A polícia tem uma versão mais prosaica. Jean-Paul Bonnet, ex-comissário da polícia, escreveu em Junho no Le Monde após o assassínio de dois polícias, um artigo sobre o novo “terrorismo low cost” do Daesh, de que Nice viria a ser o mais sinistro exemplo. “Estamos na presença de uma nova forma de guerrilha urbana, de um terrorismo do tipo “kill fast and easy” (um assassínio ao alcance da mão).”

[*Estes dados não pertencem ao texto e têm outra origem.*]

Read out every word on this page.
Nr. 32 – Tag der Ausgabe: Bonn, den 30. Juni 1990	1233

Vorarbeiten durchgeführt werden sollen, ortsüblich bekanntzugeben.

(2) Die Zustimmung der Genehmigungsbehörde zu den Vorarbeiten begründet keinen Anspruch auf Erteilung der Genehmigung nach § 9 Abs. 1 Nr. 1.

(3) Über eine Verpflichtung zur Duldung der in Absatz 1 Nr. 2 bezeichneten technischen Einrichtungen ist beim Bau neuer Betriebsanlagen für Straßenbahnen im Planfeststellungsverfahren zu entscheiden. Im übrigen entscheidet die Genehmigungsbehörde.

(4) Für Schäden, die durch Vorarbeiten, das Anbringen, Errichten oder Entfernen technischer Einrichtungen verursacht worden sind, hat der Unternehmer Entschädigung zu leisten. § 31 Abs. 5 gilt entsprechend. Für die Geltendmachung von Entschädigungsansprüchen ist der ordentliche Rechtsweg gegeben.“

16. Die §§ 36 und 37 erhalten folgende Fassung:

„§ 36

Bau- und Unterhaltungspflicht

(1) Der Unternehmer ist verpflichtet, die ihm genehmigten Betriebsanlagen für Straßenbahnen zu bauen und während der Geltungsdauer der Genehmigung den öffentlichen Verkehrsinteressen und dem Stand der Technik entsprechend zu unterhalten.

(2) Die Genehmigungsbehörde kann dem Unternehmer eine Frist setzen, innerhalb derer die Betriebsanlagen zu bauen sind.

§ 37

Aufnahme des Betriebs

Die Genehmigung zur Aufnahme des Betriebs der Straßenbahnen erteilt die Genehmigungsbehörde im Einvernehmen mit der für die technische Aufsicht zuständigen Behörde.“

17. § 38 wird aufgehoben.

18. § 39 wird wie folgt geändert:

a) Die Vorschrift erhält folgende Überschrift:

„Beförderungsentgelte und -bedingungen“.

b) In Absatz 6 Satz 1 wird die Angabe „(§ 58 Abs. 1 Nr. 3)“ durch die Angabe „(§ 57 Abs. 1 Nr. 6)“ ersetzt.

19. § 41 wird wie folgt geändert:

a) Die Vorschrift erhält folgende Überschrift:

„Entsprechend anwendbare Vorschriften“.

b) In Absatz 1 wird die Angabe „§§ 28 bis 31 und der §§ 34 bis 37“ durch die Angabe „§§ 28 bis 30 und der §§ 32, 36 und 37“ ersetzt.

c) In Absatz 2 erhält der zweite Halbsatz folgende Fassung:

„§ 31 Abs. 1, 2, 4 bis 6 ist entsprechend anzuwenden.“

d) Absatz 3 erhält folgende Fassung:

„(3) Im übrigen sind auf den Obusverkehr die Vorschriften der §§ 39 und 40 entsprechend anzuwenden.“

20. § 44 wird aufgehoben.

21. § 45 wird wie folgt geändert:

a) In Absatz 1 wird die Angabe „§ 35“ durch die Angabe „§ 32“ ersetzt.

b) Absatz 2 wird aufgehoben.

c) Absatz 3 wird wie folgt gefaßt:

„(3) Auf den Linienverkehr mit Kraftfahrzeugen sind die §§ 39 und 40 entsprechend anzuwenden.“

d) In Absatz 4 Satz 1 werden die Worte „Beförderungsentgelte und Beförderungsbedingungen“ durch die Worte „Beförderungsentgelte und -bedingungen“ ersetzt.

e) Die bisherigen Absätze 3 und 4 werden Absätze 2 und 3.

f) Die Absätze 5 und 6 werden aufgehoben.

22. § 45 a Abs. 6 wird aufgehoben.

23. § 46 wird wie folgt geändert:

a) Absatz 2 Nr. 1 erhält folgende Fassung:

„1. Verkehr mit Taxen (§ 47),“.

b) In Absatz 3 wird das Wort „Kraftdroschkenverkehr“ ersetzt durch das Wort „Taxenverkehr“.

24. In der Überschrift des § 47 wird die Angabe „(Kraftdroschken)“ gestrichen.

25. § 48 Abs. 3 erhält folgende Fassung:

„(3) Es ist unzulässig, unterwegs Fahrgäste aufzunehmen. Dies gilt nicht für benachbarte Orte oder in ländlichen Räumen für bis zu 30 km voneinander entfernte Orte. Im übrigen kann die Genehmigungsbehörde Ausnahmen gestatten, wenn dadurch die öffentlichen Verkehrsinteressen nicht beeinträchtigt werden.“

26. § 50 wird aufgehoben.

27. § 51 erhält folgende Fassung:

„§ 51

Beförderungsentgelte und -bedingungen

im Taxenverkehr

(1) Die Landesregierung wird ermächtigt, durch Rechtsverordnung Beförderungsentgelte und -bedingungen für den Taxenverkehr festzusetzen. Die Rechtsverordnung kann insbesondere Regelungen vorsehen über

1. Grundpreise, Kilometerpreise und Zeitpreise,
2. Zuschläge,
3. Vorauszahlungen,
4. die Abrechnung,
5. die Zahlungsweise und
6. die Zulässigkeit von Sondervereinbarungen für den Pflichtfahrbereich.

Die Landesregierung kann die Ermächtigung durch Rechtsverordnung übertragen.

Prossegue: “Graças à Internet e à potência das redes sociais, a jihad tornou-se mundial. O califado adapta-se e torna-se num califado cibernético, tanto mais perigoso quanto é dificilmente detectável e fugidio. No nosso país, os soldados desta nova forma de guerra são frequentemente delinquentes que nasceram ou cresceram na França. Foram recrutados em mesquitas clandestinas ou nas prisões. Não precisam de ir combater na Síria para serem adoptados pelo Daesh. A vantagem destes novos combatentes reside principalmente na banalidade da passagem ao acto criminal, na facilidade do acesso a armas e explosivos e, sobretudo, na sua capacidade de beneficiarem de cumplicidades e redes.”

Risco de confronto
Em relação à Europa, e especialmente no relativo à França, o Daesh tem outro desígnio. Convida o Estado a uma resposta desmesurada, reprimindo as comunidades muçulmanas e cortando todas as pontes entre elas e as sociedades europeias. Resume o italiano Francesco Strazzari, professor de Relações Internacionais: “Querem uma sociedade sob permanente ataque, aterrorizada e militarizada. O objectivo é sempre o mesmo, extremar os conflitos entre cristãos e muçulmanos no Ocidente para levar a um confronto de civilizações, uma batalha apocalíptica, de que sairia vencedor o Estado Islâmico e a sharia seria lei para todos.”

Esta visão apocalíptica é própria do Daesh. Se é delirante, encerra, contudo, um elevado risco. Patrick Calvar, director da Direcção- -Geral de Segurança Interna francesa, declarou em Maio a uma comissão parlamentar temer “uma confrontação entre grupos de ultradireita e o mundo muçulmano”. Disse-se preocupado com “a radicalização e a vaga de fundo que ela arrasta” e que é necessário tomar medidas perante os “grupos extremistas”. Mais um ou dois atentados, a confrontação pode acontecer, avisou.

O politólogo Jean-Yves Camus, especialista da extrema-direita, leva a sério esta advertência. Declarou ao Libération: “Após mais um ou vários ataques maciços da área islamista, pode produzir-se uma reacção violenta. Não creio que a população de um país possa indefinidamente digerir ataques maciços e exorcizá-los com comemorações. Creio, de resto, que o esquema de uma confrontação violenta de carácter étnico existe há muito tempo na extrema-direita.” Refere-se a grupos clandestinos de skinheads neonazis, mas pensa que uma iniciativa terrorista poderia partir de grupos ainda não constituídos ou de actos individuais. Por enquanto trata-se mais de palavras do que actos.

“Acrescento que esta confrontação é desejada pelas duas partes, porque, para os islamistas radicais, seria um meio de unir em torno de uma identidade comum pessoas com diferentes relações com o islão.”

Vários países europeus têm longa experiência do combate ao terrorismo. Paciência, investigação, repressão, império da lei. O grande risco é a percepção disto nas várias comunidades, todas vulneráveis. Se os cidadãos deixarem de acreditar na eficiência dos serviços de segurança para os proteger, a França expõe-se às mais graves derrapagens.

“O medo, o medo verdadeiro, é um delírio furioso”, escreveu Bernanos numa passagem que já uma vez citei. “De todas as loucuras de que somos capazes, o medo é a mais cruel. Nada iguala o seu vigor, nada pode suster o seu choque.”